A year later, as her Osgoode graduation approached, Ribeiro kept herself on the fast-track to the Ontario bar when she landed an interview for an articling position at renowned Toronto civil litigation boutique Groia and Company, using the opportunity to make the firm a proposition.  

“The interview was supposed to be for the following year – the 2023-2024 cycle – but I told them that I was available to start immediately because I was an international student,” Ribero explains. “It worked: two days later they called me and said the position was mine.”

But all the dynamism has paid off: while learning the ropes at her new firm, Ribeiro also managed to pass both the law society’s barrister and solicitor licensing examinations, allowing her to complete her re-qualification within two years of her arrival in Canada.  

“I finished my articling period on June 26, and I was called to the bar the next day, on June 27,” Ribeiro says. “It was intense, but it was great to be finished. I needed to become a lawyer.”

And there are no signs of her slowing down any time soon. After she was hired back as an associate, Ribeiro leapt into her corporate, commercial and securities litigation practice, gaining trial experience and assisting clients with a broad range of issues, including shareholder disputes and class actions. She has since relocated to Waterloo, to continue her practice at Sorbara Law. 

According to Ribeiro, her earlier experience in Brazil, where she had established herself in practice over 16 years as a civil litigator at several Sao Paulo law firms, helped her hit the ground running after re-qualifying in Ontario.

“Of course the procedure is a little different and you are working with different legislation and caselaw, but many of the principles are the same,” she says. “The aim is to find a solution that works for the client.”

Although she grew up without any legal connections in the family, Ribeiro says she still felt a strong affinity with the profession from an early age.

“I loved writing and I loved argument, so I thought it would be a good career,” she says.

Following her 2005 call to the bar in Brazil, Ribeiro served local and international clients, working her way up to become the manager of her firm’s litigation department. However, she and her husband saw their long-term future elsewhere, hoping to find a safer and more secure environment where they could raise their family.
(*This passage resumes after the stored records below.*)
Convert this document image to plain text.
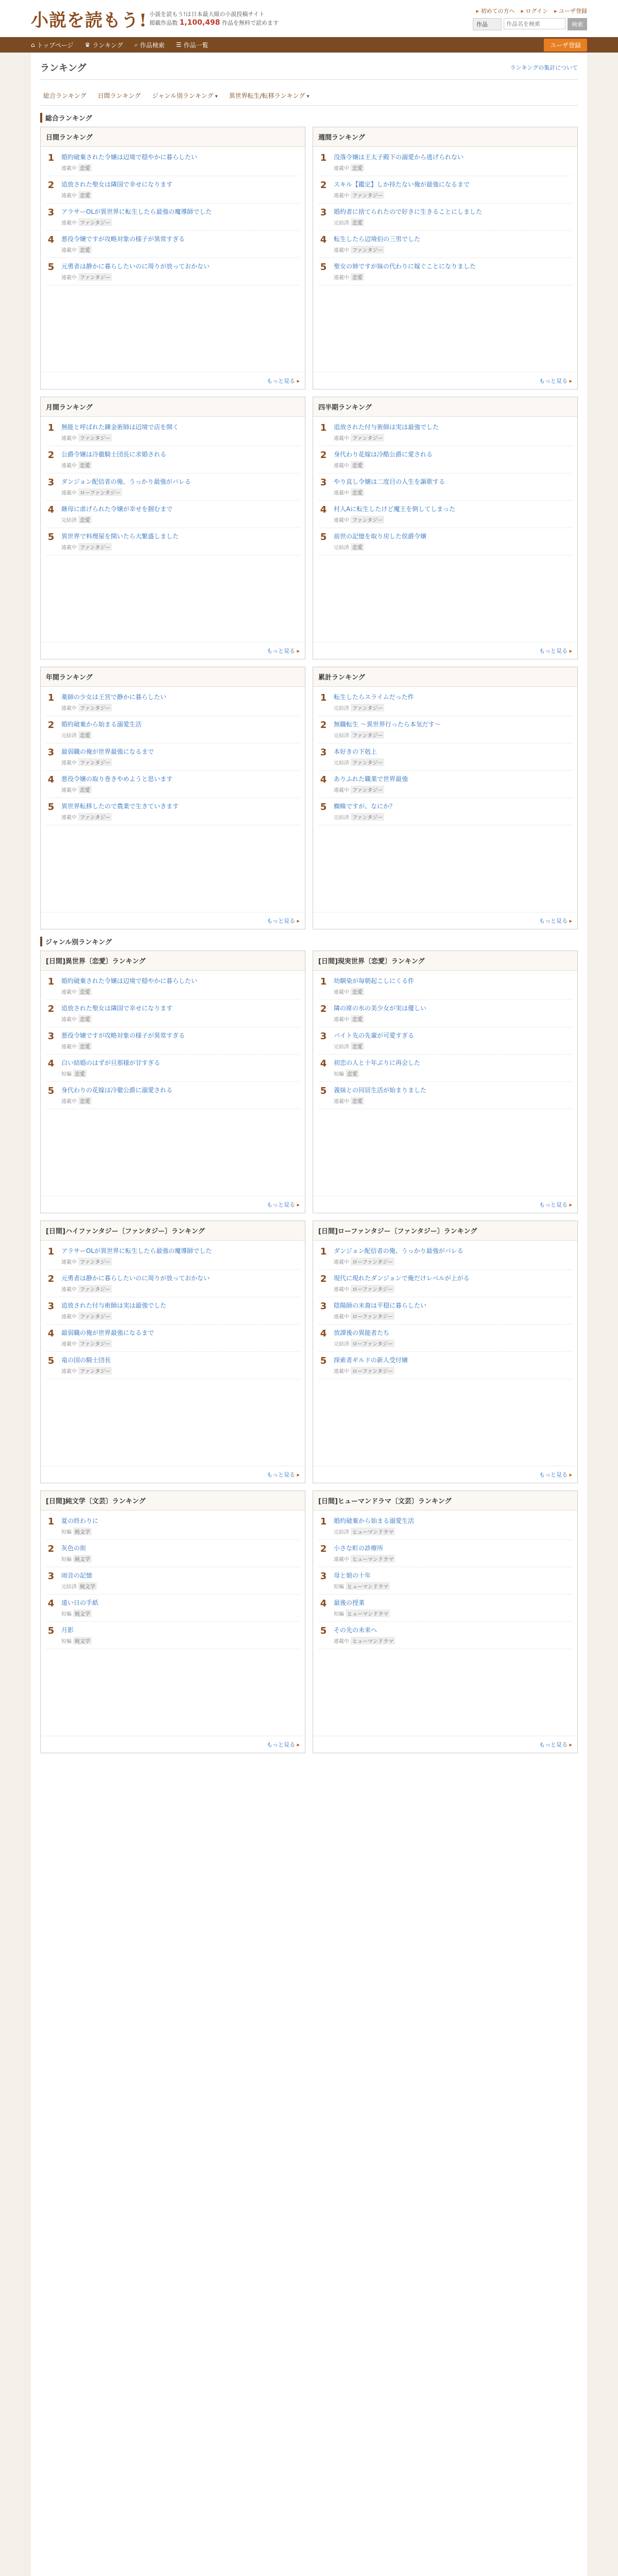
小説を読もう! 小説を読もう!は日本最大級の小説投稿サイト
掲載作品数 1,100,498 作品を無料で読めます
▸ 初めての方へ	▸ ログイン	▸ ユーザ登録
作品
作品名を検索	検索
⌂ トップページ ♛ ランキング ⌕ 作品検索 ☰ 作品一覧	ユーザ登録
ランキング	ランキングの集計について
総合ランキング 日間ランキング ジャンル別ランキング ▾	異世界転生/転移ランキング ▾
総合ランキング
日間ランキング
1	婚約破棄された令嬢は辺境で穏やかに暮らしたい
連載中 恋愛
2	追放された聖女は隣国で幸せになります
連載中 恋愛
3	アラサーOLが異世界に転生したら最強の魔導師でした
連載中 ファンタジー
4	悪役令嬢ですが攻略対象の様子が異常すぎる
連載中 恋愛
5	元勇者は静かに暮らしたいのに周りが放っておかない
連載中 ファンタジー
もっと見る ▸
週間ランキング
1	没落令嬢は王太子殿下の溺愛から逃げられない
連載中 恋愛
2	スキル【鑑定】しか持たない俺が最強になるまで
連載中 ファンタジー
3	婚約者に捨てられたので好きに生きることにしました
完結済 恋愛
4	転生したら辺境伯の三男でした
連載中 ファンタジー
5	聖女の姉ですが妹の代わりに嫁ぐことになりました
連載中 恋愛
もっと見る ▸
月間ランキング
1	無能と呼ばれた錬金術師は辺境で店を開く
連載中 ファンタジー
2	公爵令嬢は冷徹騎士団長に求婚される
連載中 恋愛
3	ダンジョン配信者の俺、うっかり最強がバレる
連載中 ローファンタジー
4	継母に虐げられた令嬢が幸せを掴むまで
完結済 恋愛
5	異世界で料理屋を開いたら大繁盛しました
連載中 ファンタジー
もっと見る ▸
四半期ランキング
1	追放された付与術師は実は最強でした
連載中 ファンタジー
2	身代わり花嫁は冷酷公爵に愛される
連載中 恋愛
3	やり直し令嬢は二度目の人生を謳歌する
連載中 恋愛
4	村人Aに転生したけど魔王を倒してしまった
連載中 ファンタジー
5	前世の記憶を取り戻した侯爵令嬢
完結済 恋愛
もっと見る ▸
年間ランキング
1	薬師の少女は王宮で静かに暮らしたい
連載中 ファンタジー
2	婚約破棄から始まる溺愛生活
完結済 恋愛
3	最弱職の俺が世界最強になるまで
連載中 ファンタジー
4	悪役令嬢の取り巻きやめようと思います
連載中 恋愛
5	異世界転移したので農業で生きていきます
連載中 ファンタジー
もっと見る ▸
累計ランキング
1	転生したらスライムだった件
完結済 ファンタジー
2	無職転生 ～異世界行ったら本気だす～
完結済 ファンタジー
3	本好きの下剋上
完結済 ファンタジー
4	ありふれた職業で世界最強
連載中 ファンタジー
5	蜘蛛ですが、なにか？
完結済 ファンタジー
もっと見る ▸
ジャンル別ランキング
[日間]異世界〔恋愛〕ランキング
1	婚約破棄された令嬢は辺境で穏やかに暮らしたい
連載中 恋愛
2	追放された聖女は隣国で幸せになります
連載中 恋愛
3	悪役令嬢ですが攻略対象の様子が異常すぎる
連載中 恋愛
4	白い結婚のはずが旦那様が甘すぎる
短編 恋愛
5	身代わりの花嫁は冷徹公爵に溺愛される
連載中 恋愛
もっと見る ▸
[日間]現実世界〔恋愛〕ランキング
1	幼馴染が毎朝起こしにくる件
連載中 恋愛
2	隣の席の氷の美少女が実は優しい
連載中 恋愛
3	バイト先の先輩が可愛すぎる
完結済 恋愛
4	初恋の人と十年ぶりに再会した
短編 恋愛
5	義妹との同居生活が始まりました
連載中 恋愛
もっと見る ▸
[日間]ハイファンタジー〔ファンタジー〕ランキング
1	アラサーOLが異世界に転生したら最強の魔導師でした
連載中 ファンタジー
2	元勇者は静かに暮らしたいのに周りが放っておかない
連載中 ファンタジー
3	追放された付与術師は実は最強でした
連載中 ファンタジー
4	最弱職の俺が世界最強になるまで
連載中 ファンタジー
5	竜の国の騎士団長
連載中 ファンタジー
もっと見る ▸
[日間]ローファンタジー〔ファンタジー〕ランキング
1	ダンジョン配信者の俺、うっかり最強がバレる
連載中 ローファンタジー
2	現代に現れたダンジョンで俺だけレベルが上がる
連載中 ローファンタジー
3	陰陽師の末裔は平穏に暮らしたい
連載中 ローファンタジー
4	放課後の異能者たち
完結済 ローファンタジー
5	探索者ギルドの新人受付嬢
連載中 ローファンタジー
もっと見る ▸
[日間]純文学〔文芸〕ランキング
1	夏の終わりに
短編 純文学
2	灰色の街
短編 純文学
3	雨音の記憶
完結済 純文学
4	遠い日の手紙
短編 純文学
5	月影
短編 純文学
もっと見る ▸
[日間]ヒューマンドラマ〔文芸〕ランキング
1	婚約破棄から始まる溺愛生活
完結済 ヒューマンドラマ
2	小さな町の診療所
連載中 ヒューマンドラマ
3	母と娘の十年
短編 ヒューマンドラマ
4	最後の授業
短編 ヒューマンドラマ
5	その先の未来へ
連載中 ヒューマンドラマ
もっと見る ▸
They had both had their sights fixed on Canada since a pre-children study trip to Vancouver.

“I did a course in dispute resolution, but the main focus was to experience living in a different country and be immersed in English,” Ribeiro says. “We thought maybe one day we could come back to Canada and ten years later, here we are.”
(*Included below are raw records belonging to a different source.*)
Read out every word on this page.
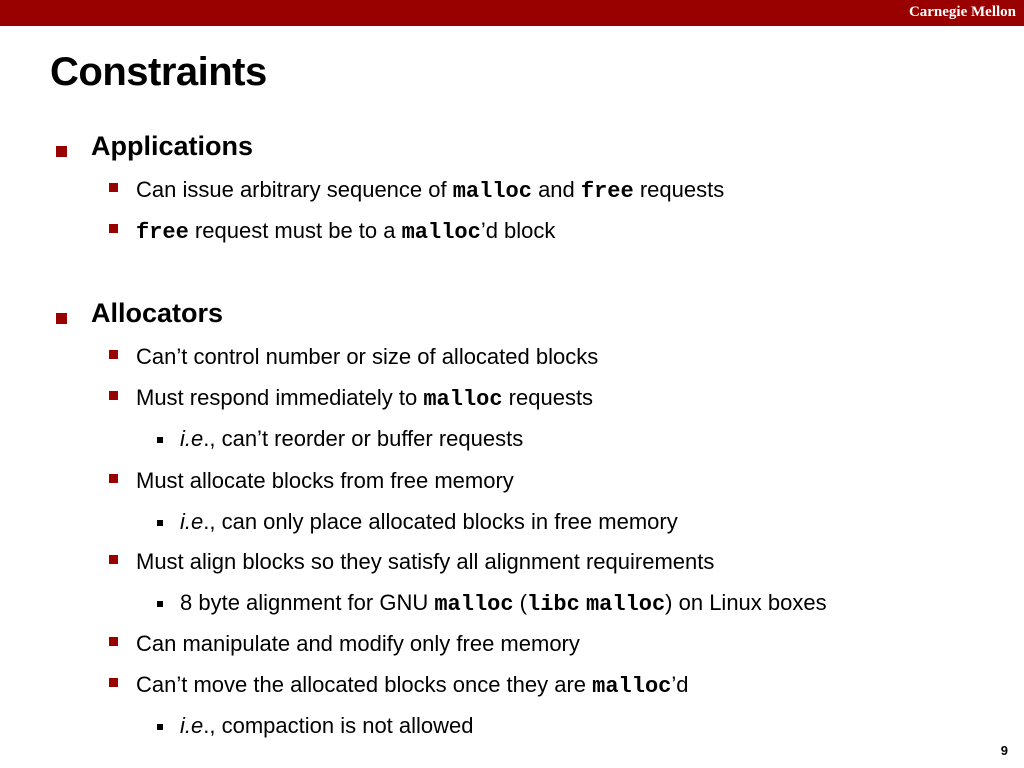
Carnegie Mellon
Constraints
Applications
Can issue arbitrary sequence of malloc and free requests
free request must be to a malloc’d block
Allocators
Can’t control number or size of allocated blocks
Must respond immediately to malloc requests
i.e., can’t reorder or buffer requests
Must allocate blocks from free memory
i.e., can only place allocated blocks in free memory
Must align blocks so they satisfy all alignment requirements
8 byte alignment for GNU malloc (libc malloc) on Linux boxes
Can manipulate and modify only free memory
Can’t move the allocated blocks once they are malloc’d
i.e., compaction is not allowed
9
Although Ribeiro received offers to study at more than one university, Osgoode’s Canadian Common Law LLM stood out – and not just because of the flexibility of its schedule or the way its core courses are specifically designed to meet the requirements of the Federation of Law Societies of Canada’s National Committee on Accreditation.

“I also talked to some Brazilians who were here at the time, and they had great things to say about the staff and professors at Osgoode,” says Ribeiro, who can now confirm their praise based on her own experience.

“There is so much support available for students – not just for classes, assignments and examinations, but also for articling, the legal market and the challenges of adapting to a new country. My advice to new students is to be open-minded and take advantage of the entire support structure that the program offers” she adds.